A container component can either accept model configuration _or_ a model. Passing model
configuration allows for simpler model configuration of guards, callbacks, or any other model
configuration. The following example provides an `onSelect` callback that fetches some data from the
server:

```tsx
<Tabs onSelect={({data}) => fetch('/api/selectTab' + data.id)}>...</Tabs>
```

If you need direct access to a model's state or events, you can hoist the model into your component
and pass the whole model to the container component. This allows you to use the model's state in
your render method or provide the model's events to other callbacks. In the `Tabs` example, it might
look like this:

```tsx
const MyTabs = () => {
  const model = useTabsModel({
    // we can still load data from the server
    onSelect: ({data}) => fetch('/api/selectTab' + data.id),
  });

  return (
    <>
      <Tabs model={model}>...</Tabs>
      // direct access to the model's state Currently selected tab: {model.state.selectedTab}
      // Now we can send events directly to the model
      <button onClick={() => model.events.select({tab: 'third'})}>Select third tab</button>
    </>
  );
};
```

### Composing a model

Models allow for very powerful composition without changing the UI at all. For example, if we have a
`Disclosure` component, but want to change the operating paradigm to be fully controlled by a parent
component, we can compose a `DisclosureModel` to do so.

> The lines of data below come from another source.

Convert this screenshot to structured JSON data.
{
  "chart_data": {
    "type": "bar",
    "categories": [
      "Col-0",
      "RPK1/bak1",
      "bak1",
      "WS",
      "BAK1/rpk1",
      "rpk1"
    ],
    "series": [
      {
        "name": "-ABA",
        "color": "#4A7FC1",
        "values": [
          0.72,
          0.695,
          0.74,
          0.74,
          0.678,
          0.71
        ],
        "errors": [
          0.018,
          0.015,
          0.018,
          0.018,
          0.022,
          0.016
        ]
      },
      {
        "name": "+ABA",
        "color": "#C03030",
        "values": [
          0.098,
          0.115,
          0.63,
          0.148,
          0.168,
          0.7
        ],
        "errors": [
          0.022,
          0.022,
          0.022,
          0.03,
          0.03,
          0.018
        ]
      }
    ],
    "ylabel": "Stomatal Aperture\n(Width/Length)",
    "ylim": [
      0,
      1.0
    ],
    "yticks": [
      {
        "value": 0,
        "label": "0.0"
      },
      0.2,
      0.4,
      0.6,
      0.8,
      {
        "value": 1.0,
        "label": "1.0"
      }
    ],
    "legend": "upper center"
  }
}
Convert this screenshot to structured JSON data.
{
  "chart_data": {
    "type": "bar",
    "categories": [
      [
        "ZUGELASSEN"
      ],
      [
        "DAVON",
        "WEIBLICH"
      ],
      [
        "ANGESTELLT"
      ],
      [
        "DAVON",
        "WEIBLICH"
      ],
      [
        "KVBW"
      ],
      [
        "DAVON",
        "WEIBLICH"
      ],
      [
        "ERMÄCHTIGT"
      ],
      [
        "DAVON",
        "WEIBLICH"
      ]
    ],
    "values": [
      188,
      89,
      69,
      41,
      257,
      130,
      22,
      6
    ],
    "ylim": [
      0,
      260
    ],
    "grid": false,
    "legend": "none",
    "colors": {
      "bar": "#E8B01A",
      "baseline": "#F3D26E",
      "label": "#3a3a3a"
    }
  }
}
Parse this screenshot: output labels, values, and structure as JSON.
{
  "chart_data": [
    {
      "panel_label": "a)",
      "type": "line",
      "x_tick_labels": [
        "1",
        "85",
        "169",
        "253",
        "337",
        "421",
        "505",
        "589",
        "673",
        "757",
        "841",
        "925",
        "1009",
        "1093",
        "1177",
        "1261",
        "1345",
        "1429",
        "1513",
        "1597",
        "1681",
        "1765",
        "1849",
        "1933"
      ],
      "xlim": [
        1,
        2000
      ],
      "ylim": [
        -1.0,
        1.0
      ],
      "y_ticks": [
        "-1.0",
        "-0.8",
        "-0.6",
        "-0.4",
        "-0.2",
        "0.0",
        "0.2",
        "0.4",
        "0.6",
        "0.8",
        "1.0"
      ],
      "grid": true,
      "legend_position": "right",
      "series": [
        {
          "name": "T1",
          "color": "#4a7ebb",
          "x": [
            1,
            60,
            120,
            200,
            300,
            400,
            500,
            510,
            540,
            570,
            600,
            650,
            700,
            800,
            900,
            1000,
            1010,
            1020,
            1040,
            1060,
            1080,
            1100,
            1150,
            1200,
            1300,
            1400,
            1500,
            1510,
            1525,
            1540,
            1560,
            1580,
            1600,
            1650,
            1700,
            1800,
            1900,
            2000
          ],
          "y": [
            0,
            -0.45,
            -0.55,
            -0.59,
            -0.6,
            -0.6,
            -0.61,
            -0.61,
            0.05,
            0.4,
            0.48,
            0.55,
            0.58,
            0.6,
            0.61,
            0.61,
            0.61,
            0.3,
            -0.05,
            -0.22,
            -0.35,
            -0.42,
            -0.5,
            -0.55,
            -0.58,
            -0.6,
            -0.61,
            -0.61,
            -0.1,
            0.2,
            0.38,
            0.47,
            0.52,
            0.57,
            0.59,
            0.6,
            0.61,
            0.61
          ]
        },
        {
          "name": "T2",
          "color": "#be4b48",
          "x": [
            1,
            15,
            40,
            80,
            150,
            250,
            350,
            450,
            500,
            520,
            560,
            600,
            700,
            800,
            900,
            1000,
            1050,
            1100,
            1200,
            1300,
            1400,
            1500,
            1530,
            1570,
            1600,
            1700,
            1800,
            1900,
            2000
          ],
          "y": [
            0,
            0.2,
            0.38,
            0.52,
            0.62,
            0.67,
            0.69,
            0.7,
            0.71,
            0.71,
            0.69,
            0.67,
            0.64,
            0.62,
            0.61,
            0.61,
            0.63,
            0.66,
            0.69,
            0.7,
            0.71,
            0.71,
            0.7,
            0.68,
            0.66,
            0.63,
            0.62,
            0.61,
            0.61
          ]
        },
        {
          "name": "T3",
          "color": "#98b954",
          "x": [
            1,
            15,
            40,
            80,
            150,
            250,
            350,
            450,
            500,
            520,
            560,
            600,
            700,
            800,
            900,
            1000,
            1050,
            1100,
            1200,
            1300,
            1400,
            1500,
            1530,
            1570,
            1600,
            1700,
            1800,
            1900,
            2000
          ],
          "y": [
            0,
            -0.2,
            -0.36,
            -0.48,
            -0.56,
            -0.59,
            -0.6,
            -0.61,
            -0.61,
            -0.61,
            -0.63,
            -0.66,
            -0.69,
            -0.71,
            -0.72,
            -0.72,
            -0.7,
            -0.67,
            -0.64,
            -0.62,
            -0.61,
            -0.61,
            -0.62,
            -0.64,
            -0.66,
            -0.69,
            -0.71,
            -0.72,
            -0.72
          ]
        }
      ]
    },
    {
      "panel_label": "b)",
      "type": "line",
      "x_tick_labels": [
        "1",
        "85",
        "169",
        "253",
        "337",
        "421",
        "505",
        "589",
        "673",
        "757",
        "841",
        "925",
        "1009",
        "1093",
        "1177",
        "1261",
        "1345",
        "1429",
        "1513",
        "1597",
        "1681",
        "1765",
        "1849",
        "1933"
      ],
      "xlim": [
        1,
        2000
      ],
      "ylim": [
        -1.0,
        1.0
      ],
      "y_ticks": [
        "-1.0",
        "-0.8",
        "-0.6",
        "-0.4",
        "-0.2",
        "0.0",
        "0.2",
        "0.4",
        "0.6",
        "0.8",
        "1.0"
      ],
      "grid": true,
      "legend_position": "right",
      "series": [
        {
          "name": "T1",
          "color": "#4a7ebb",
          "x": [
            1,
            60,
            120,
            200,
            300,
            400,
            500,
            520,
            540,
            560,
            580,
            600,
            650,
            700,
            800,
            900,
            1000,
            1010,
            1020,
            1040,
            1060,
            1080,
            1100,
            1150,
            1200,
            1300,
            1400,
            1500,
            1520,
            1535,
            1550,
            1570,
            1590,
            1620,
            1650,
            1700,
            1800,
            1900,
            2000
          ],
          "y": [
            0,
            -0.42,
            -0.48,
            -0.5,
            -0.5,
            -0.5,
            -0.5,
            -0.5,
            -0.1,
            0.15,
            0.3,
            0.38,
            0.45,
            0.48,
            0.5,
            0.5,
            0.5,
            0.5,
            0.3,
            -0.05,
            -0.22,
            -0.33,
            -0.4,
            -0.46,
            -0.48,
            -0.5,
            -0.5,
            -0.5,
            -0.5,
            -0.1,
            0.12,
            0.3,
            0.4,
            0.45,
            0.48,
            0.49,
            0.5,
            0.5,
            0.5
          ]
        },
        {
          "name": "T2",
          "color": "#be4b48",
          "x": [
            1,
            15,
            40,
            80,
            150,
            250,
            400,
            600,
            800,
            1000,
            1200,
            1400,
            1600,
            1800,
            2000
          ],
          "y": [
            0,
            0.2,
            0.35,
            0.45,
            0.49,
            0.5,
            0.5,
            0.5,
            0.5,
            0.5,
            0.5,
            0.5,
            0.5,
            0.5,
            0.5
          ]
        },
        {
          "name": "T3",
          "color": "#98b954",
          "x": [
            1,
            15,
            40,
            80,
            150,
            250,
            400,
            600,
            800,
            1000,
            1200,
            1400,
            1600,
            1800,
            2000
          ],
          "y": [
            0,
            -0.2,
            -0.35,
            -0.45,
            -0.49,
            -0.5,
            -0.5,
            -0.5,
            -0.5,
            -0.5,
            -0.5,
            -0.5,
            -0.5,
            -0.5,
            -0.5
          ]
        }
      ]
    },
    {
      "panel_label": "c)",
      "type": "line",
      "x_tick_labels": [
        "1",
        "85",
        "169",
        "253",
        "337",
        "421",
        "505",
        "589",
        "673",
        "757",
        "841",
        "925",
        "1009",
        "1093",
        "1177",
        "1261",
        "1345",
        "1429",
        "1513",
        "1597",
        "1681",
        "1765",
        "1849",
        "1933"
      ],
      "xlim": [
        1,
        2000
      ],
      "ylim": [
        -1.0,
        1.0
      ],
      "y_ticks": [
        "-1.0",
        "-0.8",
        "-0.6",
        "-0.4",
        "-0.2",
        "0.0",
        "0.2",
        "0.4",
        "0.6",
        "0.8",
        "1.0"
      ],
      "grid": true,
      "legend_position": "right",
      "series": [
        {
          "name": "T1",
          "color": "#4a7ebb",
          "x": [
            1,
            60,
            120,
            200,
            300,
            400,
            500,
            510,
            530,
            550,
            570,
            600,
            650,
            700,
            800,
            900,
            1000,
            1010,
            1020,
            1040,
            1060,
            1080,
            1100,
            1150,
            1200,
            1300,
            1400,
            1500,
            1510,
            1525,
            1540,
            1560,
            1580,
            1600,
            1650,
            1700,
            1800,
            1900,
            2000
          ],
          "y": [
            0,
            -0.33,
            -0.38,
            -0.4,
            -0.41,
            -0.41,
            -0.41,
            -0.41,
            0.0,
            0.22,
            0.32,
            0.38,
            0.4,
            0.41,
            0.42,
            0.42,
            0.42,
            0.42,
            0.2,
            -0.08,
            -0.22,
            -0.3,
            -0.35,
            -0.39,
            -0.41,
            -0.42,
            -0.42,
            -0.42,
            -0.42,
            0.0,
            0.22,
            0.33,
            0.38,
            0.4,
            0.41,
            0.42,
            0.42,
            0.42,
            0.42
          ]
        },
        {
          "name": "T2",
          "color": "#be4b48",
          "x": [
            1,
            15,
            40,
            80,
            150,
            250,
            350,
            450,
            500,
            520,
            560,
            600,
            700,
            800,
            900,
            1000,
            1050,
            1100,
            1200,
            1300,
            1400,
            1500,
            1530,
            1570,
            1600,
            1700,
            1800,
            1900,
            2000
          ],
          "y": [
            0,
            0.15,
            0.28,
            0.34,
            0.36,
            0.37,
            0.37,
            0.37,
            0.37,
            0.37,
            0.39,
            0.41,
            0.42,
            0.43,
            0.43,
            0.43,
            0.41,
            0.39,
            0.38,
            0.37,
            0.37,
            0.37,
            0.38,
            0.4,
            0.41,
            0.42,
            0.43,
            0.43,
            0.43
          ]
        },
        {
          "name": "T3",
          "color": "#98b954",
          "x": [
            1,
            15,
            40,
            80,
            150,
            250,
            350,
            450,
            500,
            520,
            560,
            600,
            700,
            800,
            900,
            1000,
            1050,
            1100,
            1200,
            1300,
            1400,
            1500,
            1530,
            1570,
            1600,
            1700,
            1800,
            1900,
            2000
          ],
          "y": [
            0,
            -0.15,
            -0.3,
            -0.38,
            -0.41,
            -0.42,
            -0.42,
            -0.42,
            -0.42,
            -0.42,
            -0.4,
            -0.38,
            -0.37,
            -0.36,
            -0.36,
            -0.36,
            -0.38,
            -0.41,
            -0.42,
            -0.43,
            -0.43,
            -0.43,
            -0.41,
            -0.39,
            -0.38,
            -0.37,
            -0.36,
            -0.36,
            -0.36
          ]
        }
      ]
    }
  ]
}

Normally a disclosure model has it's own
state, but we can override that behavior and make a controlled Disclosure component instead:

```tsx
const useControlledDisclosureModel = ({opened, onChange, ...config}) => {
  const model = useDisclosureModel(config);

  const state = {
    ...model.state,
    opened,
  };

  const events = {
    ...model.events,
    open(data) {
      onChange(true);
    },
    close(data) {
      onChange(false);
    },
  };

  return {state, events};
};

const ControlledDisclosure = ({buttonText, children, opened, onChange}) => {
  const model = useControlledDisclosureModel({opened, onChange});

  return (
    <Disclosure model={model}>
      <Disclosure.Target>{buttonText}</Disclosure.Target>
      <Disclosure.Content>{children}</Disclosure.Content>
    </Disclosure>
  );
};

const App = () => {
  const [opened, setOpened] = React.useState(false);

  return (
    <ControlledDisclosure buttonText="Toggle" opened={opened} onChange={setOpened}>
      Disclosed Content
    </ControlledDisclosure>
  );
};
```

### Conclusion

The compound component API is a powerful, incrementally composable way to create UI. The component
API is the highest level and offers a lot of functionality out of the box. But using models and
behavior hooks allow for creation of new components that share some functionality with other
components. An example of this is tabs and a dropdown menu both use a `CursorModel` and the
`useKeyboardCursor` to enable keyboard navigation even though the UI looks very different.